The amount used in the procurement of ovens, computers, freezers, cash registers, refrigerators, sewing machines, printing materials, security systems or any other equipment necessary in the operation. The cost will depend on the size of the shop and expected number of customers at any given time.
4. Furniture and fixtures
The amount used to buy tables, chairs, cabinets, wash areas, etc.
The amount used to produce trademark streamers, neon signs, directionals, posters, menu display, etc.
6. Permits and licenses
The amount used to obtain government license, permits and clearances, along with payment for inspectors and required taxes.
7. Pre-operating expenses
The amount used to get the business running even before entertaining first customers. This includes training for staff, shop lease, utility costs, etc.
8. Operating capital
The amount used to buy materials the franchise branch needs from the first until (typically) third month of operation. This includes raw products sourced from the franchisor or a third-party supplier.
The amount used as guarantee of use of utilities such as rental for water meter, electrical meters, telephone line, gas supply, etc. This is usually redeemable upon end of a lease contract.
To maintain operation, the franchisee is expected to shoulder the following costs.
10. Royalty – the fee which ranges between 5% to 10% of gross sales paid to the franchisor for rights to use the trademark and continued business support from the franchisor.

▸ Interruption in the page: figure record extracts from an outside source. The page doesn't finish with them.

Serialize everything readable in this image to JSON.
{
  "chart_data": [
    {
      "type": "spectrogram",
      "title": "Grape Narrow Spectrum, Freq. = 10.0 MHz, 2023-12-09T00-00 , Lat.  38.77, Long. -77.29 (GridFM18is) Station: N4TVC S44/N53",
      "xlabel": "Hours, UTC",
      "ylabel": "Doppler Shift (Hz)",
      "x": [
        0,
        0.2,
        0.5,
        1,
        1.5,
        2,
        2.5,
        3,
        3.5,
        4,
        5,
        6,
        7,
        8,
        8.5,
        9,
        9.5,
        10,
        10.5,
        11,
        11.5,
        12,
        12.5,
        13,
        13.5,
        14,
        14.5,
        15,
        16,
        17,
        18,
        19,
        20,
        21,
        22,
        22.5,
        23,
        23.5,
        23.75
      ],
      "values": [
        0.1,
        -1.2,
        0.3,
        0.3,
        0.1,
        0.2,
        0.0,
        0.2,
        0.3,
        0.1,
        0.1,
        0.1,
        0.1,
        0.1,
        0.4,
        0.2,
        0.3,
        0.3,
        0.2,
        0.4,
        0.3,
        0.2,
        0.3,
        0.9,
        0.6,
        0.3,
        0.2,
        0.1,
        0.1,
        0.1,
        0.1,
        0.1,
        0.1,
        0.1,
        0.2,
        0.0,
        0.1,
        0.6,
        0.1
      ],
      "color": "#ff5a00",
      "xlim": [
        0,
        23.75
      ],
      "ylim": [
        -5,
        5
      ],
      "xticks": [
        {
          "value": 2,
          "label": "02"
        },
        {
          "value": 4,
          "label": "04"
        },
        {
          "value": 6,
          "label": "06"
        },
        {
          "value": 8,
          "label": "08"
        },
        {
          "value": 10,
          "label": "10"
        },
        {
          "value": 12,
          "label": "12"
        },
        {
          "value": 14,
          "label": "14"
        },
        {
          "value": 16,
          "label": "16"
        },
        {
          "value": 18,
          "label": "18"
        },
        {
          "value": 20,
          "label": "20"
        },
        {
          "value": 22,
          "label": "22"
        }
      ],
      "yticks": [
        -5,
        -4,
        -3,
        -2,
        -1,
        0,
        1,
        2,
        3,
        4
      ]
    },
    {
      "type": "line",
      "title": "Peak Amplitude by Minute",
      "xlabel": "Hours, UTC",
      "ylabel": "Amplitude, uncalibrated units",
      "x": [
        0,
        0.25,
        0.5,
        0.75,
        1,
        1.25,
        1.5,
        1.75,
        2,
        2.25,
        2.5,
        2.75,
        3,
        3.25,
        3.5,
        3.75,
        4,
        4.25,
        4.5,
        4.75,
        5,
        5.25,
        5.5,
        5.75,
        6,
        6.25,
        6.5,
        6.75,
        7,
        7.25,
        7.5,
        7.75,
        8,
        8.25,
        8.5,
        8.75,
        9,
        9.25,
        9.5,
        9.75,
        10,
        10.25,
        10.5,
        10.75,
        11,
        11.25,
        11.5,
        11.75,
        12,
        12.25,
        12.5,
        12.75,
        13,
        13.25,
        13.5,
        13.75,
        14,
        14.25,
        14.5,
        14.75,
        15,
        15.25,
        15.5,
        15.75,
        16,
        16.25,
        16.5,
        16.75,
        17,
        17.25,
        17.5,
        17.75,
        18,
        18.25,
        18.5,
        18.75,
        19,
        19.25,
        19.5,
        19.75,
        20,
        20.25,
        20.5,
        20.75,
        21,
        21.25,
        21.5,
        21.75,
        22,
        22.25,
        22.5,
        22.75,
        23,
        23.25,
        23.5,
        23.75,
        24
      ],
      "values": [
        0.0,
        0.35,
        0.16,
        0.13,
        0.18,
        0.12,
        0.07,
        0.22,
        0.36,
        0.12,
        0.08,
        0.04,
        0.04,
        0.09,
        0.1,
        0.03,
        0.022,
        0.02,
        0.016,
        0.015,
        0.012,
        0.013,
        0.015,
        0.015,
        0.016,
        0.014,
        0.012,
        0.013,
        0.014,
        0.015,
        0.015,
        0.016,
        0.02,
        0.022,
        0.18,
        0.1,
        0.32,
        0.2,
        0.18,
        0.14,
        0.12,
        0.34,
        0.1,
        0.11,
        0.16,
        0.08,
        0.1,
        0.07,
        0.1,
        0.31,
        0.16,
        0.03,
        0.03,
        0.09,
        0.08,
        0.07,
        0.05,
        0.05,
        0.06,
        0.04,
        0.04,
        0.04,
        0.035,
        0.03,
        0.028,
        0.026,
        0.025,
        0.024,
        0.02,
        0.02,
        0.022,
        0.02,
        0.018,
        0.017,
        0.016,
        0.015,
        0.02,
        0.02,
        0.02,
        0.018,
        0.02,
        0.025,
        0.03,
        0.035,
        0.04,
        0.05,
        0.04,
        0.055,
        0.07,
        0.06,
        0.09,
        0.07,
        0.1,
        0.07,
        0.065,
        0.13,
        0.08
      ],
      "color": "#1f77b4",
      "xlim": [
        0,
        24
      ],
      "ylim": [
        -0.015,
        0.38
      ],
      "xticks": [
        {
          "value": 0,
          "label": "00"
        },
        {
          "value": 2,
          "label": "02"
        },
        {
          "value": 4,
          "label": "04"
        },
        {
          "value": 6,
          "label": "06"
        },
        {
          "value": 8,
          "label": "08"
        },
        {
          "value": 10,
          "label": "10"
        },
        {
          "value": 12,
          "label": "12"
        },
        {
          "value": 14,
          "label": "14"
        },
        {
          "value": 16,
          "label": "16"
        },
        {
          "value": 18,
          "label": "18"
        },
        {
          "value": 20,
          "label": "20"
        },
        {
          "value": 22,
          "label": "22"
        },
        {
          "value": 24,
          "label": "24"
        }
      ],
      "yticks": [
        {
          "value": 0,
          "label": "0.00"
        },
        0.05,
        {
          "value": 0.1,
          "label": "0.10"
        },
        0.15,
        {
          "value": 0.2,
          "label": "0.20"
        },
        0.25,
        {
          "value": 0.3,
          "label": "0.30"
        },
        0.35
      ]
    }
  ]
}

11. Recurring expenses – these are the expenses expected to be paid on a monthly basis
12. Cost of goods such as materials or ingredients
13. Employee wages
14. Utilities (water, gas, electricity, phone)
15. Shop lease
16. Other incidental expenses such delivery costs, tips, taxi fare, laundry costs, etc.
Maintaining a business can be a costly one, so it’s always expected that sales revenue should exceed expenses to turn out profit. If your calculations are right and you are confident that starting a business on franchise model is the way to go, good luck. Otherwise, ask more professional advice to get further guidance.